Yemeni mouse-tailed bat
- Conservation status: Endangered (IUCN 3.1)

Scientific classification
- Kingdom: Animalia
- Phylum: Chordata
- Class: Mammalia
- Order: Chiroptera
- Family: Rhinopomatidae
- Genus: Rhinopoma
- Species: R. hadramauticum
- Binomial name: Rhinopoma hadramauticum Benda, Reiter, Al-Jumaily, Nasher & Hulva, 2009

= Yemeni mouse-tailed bat =

- Genus: Rhinopoma
- Species: hadramauticum
- Authority: Benda, Reiter, Al-Jumaily, Nasher & Hulva, 2009
- Conservation status: EN

Species of bat

The Yemeni mouse-tailed bat (Rhinopoma hadramauticum) is an endangered species of bat found in Yemen. It is only known from one roost, and its population is estimated at 150 individuals.
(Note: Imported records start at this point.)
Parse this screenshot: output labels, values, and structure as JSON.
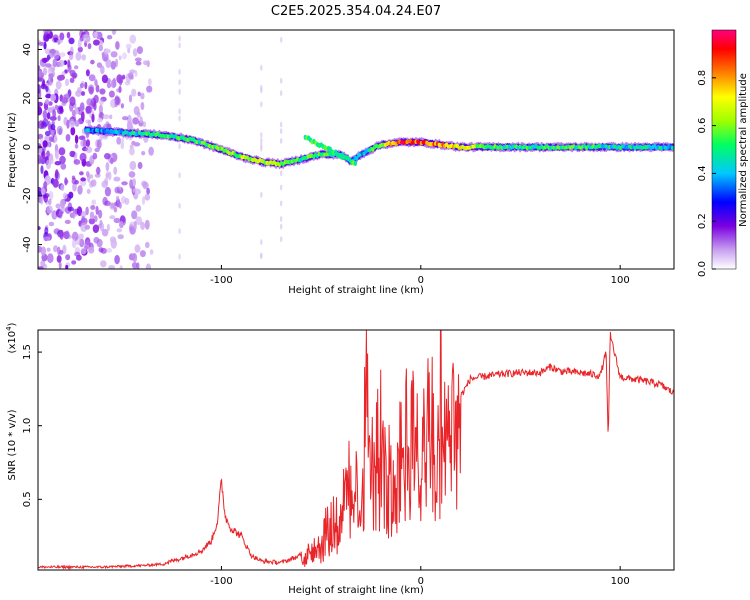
{
  "title": "C2E5.2025.354.04.24.E07",
  "colors": {
    "snr_line": "#e8262a",
    "axis": "#000000",
    "background": "#ffffff"
  },
  "chart_data": [
    {
      "type": "heatmap",
      "name": "spectrogram",
      "xlabel": "Height of straight line (km)",
      "ylabel": "Frequency (Hz)",
      "xlim": [
        -192,
        127
      ],
      "ylim": [
        -50,
        48
      ],
      "x_ticks": [
        -100,
        0,
        100
      ],
      "y_ticks": [
        -40,
        -20,
        0,
        20,
        40
      ],
      "x_tick_labels": [
        "-100",
        "0",
        "100"
      ],
      "y_tick_labels": [
        "-40",
        "-20",
        "0",
        "20",
        "40"
      ],
      "colorbar": {
        "label": "Normalized spectral amplitude",
        "range": [
          0,
          1
        ],
        "ticks": [
          0.0,
          0.2,
          0.4,
          0.6,
          0.8
        ],
        "tick_labels": [
          "0.0",
          "0.2",
          "0.4",
          "0.6",
          "0.8"
        ],
        "colormap": [
          "#ffffff",
          "#c8a0f0",
          "#7a00e0",
          "#0000ff",
          "#00c8ff",
          "#00ff60",
          "#a0ff00",
          "#ffff00",
          "#ff8000",
          "#ff0000",
          "#ff0080"
        ]
      },
      "track": {
        "x": [
          -168,
          -150,
          -130,
          -115,
          -100,
          -90,
          -80,
          -70,
          -60,
          -50,
          -40,
          -35,
          -30,
          -20,
          -10,
          0,
          10,
          20,
          40,
          60,
          80,
          100,
          127
        ],
        "freq": [
          7,
          6,
          5,
          3,
          -1,
          -4,
          -6,
          -7,
          -5,
          -3,
          -3,
          -6,
          -3,
          1,
          2,
          2,
          1,
          0,
          0,
          0,
          0,
          0,
          0
        ],
        "amplitude": [
          0.35,
          0.4,
          0.55,
          0.5,
          0.55,
          0.6,
          0.65,
          0.6,
          0.5,
          0.55,
          0.45,
          0.35,
          0.4,
          0.6,
          0.9,
          0.85,
          0.8,
          0.7,
          0.5,
          0.5,
          0.5,
          0.45,
          0.4
        ]
      },
      "noise_region": [
        -192,
        -135
      ]
    },
    {
      "type": "line",
      "name": "snr",
      "xlabel": "Height of straight line (km)",
      "ylabel": "SNR (10 * v/v)",
      "multiplier_label": "(x10",
      "multiplier_exponent": "4",
      "multiplier_close": ")",
      "xlim": [
        -192,
        127
      ],
      "ylim": [
        0.02,
        1.65
      ],
      "x_ticks": [
        -100,
        0,
        100
      ],
      "y_ticks": [
        0.5,
        1.0,
        1.5
      ],
      "x_tick_labels": [
        "-100",
        "0",
        "100"
      ],
      "y_tick_labels": [
        "0.5",
        "1.0",
        "1.5"
      ],
      "series": [
        {
          "name": "SNR",
          "x": [
            -192,
            -160,
            -140,
            -130,
            -120,
            -110,
            -105,
            -102,
            -100,
            -98,
            -95,
            -90,
            -85,
            -80,
            -70,
            -60,
            -50,
            -45,
            -40,
            -35,
            -30,
            -27,
            -25,
            -22,
            -20,
            -15,
            -10,
            -5,
            0,
            5,
            8,
            10,
            12,
            15,
            20,
            25,
            30,
            40,
            50,
            60,
            65,
            70,
            80,
            90,
            93,
            94,
            95,
            100,
            110,
            120,
            127
          ],
          "y": [
            0.04,
            0.04,
            0.05,
            0.06,
            0.1,
            0.15,
            0.22,
            0.35,
            0.62,
            0.38,
            0.3,
            0.25,
            0.12,
            0.08,
            0.07,
            0.12,
            0.25,
            0.42,
            0.5,
            0.72,
            0.6,
            1.57,
            0.8,
            0.9,
            1.05,
            0.7,
            1.0,
            1.1,
            0.85,
            1.3,
            0.6,
            1.6,
            1.0,
            1.25,
            1.2,
            1.32,
            1.33,
            1.35,
            1.36,
            1.36,
            1.4,
            1.37,
            1.36,
            1.34,
            1.5,
            0.88,
            1.62,
            1.33,
            1.31,
            1.28,
            1.22
          ]
        }
      ]
    }
  ]
}
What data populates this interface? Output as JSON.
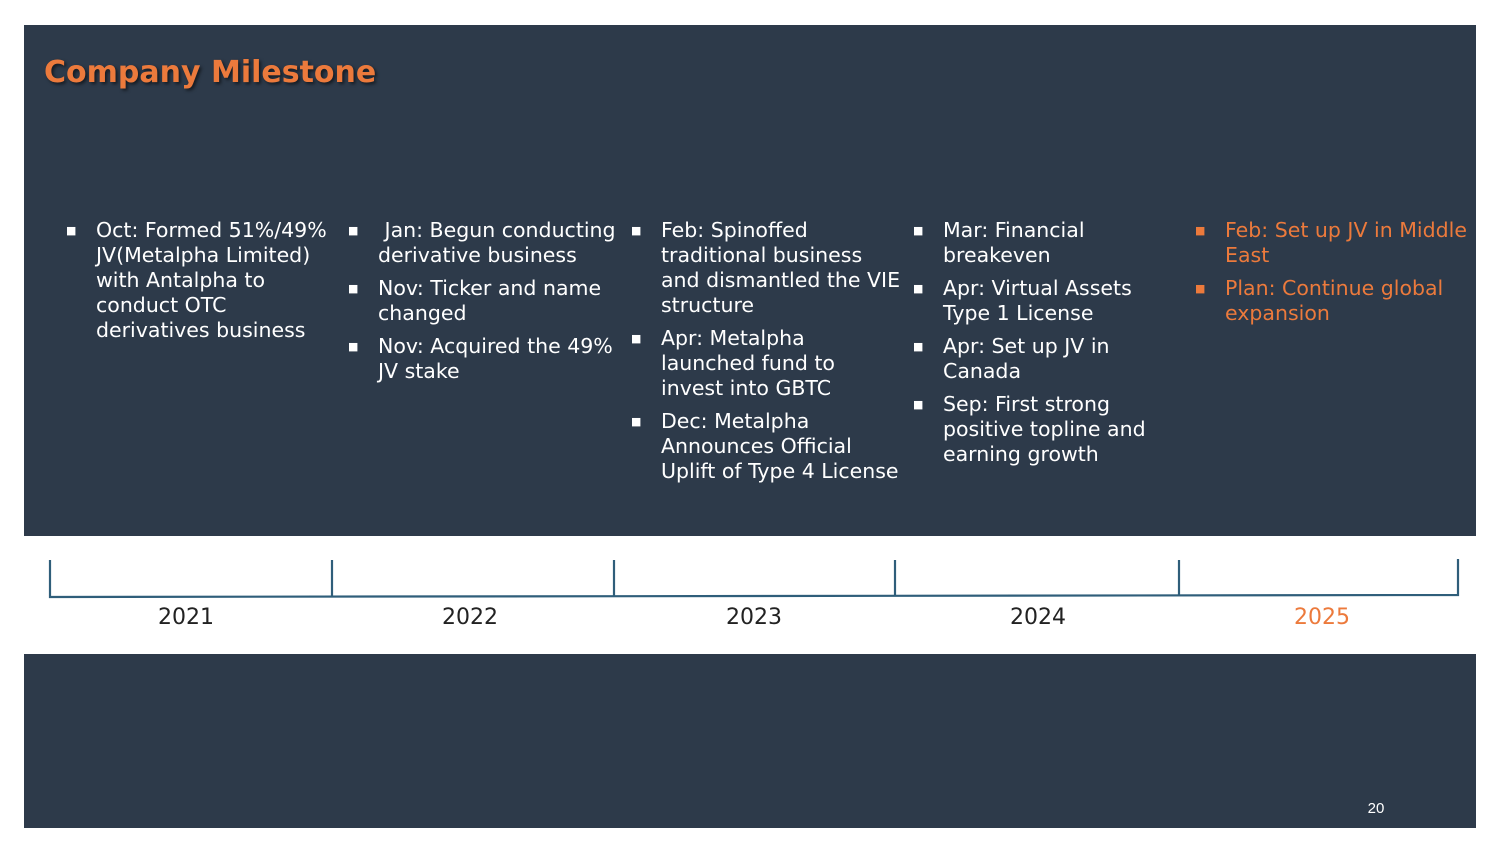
{
  "slide": {
    "title": "Company Milestone",
    "page_number": "20",
    "accent_color": "#ec7a3c",
    "background_color": "#2d3a4a",
    "line_color": "#2f5e7a"
  },
  "columns": [
    {
      "year": "2021",
      "items": [
        "Oct: Formed 51%/49% JV(Metalpha Limited) with Antalpha to conduct OTC derivatives business"
      ]
    },
    {
      "year": "2022",
      "items": [
        " Jan: Begun conducting derivative business",
        "Nov: Ticker and name changed",
        "Nov: Acquired the 49% JV stake"
      ]
    },
    {
      "year": "2023",
      "items": [
        "Feb: Spinoffed traditional business and dismantled the VIE structure",
        "Apr: Metalpha launched fund to invest into GBTC",
        "Dec: Metalpha Announces Official Uplift of Type 4 License"
      ]
    },
    {
      "year": "2024",
      "items": [
        "Mar: Financial breakeven",
        "Apr: Virtual Assets Type 1 License",
        "Apr: Set up JV in Canada",
        "Sep: First strong positive topline and earning growth"
      ]
    },
    {
      "year": "2025",
      "items": [
        "Feb: Set up JV in Middle East",
        "Plan: Continue global expansion"
      ]
    }
  ]
}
==Taxonomy and etymology==
Before 2001, it was believed that only one mouse-tailed bat species was found in Yemen—the lesser mouse-tailed bat, Rhinopoma hardwickii. In 2001, a paper was published that cited the presence of the small mouse-tailed bat, R. muscatellum, in the Hadramaut Province of Yemen. However, an analysis of mitochondrial DNA in 2007 found a "deep genetic gap" between R. muscatellum in Iran and the individuals identified as R. muscatellum in Yemen. The genetic distance for the two populations was 8-9%. The lineages of the two populations are estimated to have diverged 10 million years ago. The 2007 study concluded that the population discovered in Yemen in 2001 was a distinct clade within R. muscatellum, but the authors stopped short of describing it as a new species. The Yemeni population of R. muscatellum was described as a new species in 2009 based on the genetic difference described in the 2007 paper. Its species name hadramauticum is a Neo-Latin derivation of "Hadramaut", which is the place where the holotype was collected.

==Description==
It is considered a medium-sized bat for its genus. It has a nose-leaf that is trapezoidal in shape. Its tragus is broad and blunt, with two points. The outside edge of each tragus has several emarginations. Fur on the dorsal and ventral surfaces is grayish to grayish-brown in color. Fur around the neck is yellowish-brown, creating the appearance of a collar. The skin of its face, ears, belly, and extremities is pale gray in color. Its wing membranes, fingers, tail, and the tips of its ears are gray. Its forearm is 52-55.7 mm long; its tail is 54-62 mm long;

==Range and habitat==
The only known colony of this species, as of 2007, was in a newly-constructed and uninhabited house in the village of Ash Shahar. The elevation of this roost is 65 m above sea level. The habitat around the roost, where the bat presumably forages, consists of arid and semi-desert climate.

==Conservation==
It is currently evaluated as endangered by the IUCN. It meets the criteria for this designation because it is known from only one site, and its total population is estimated at 150 individuals. Main threats to this species are disturbances to its only known roost site. In the same paper where the species was initially described, the authors stated that it "may rank among the most threatened bat species in the Middle East or even in the World."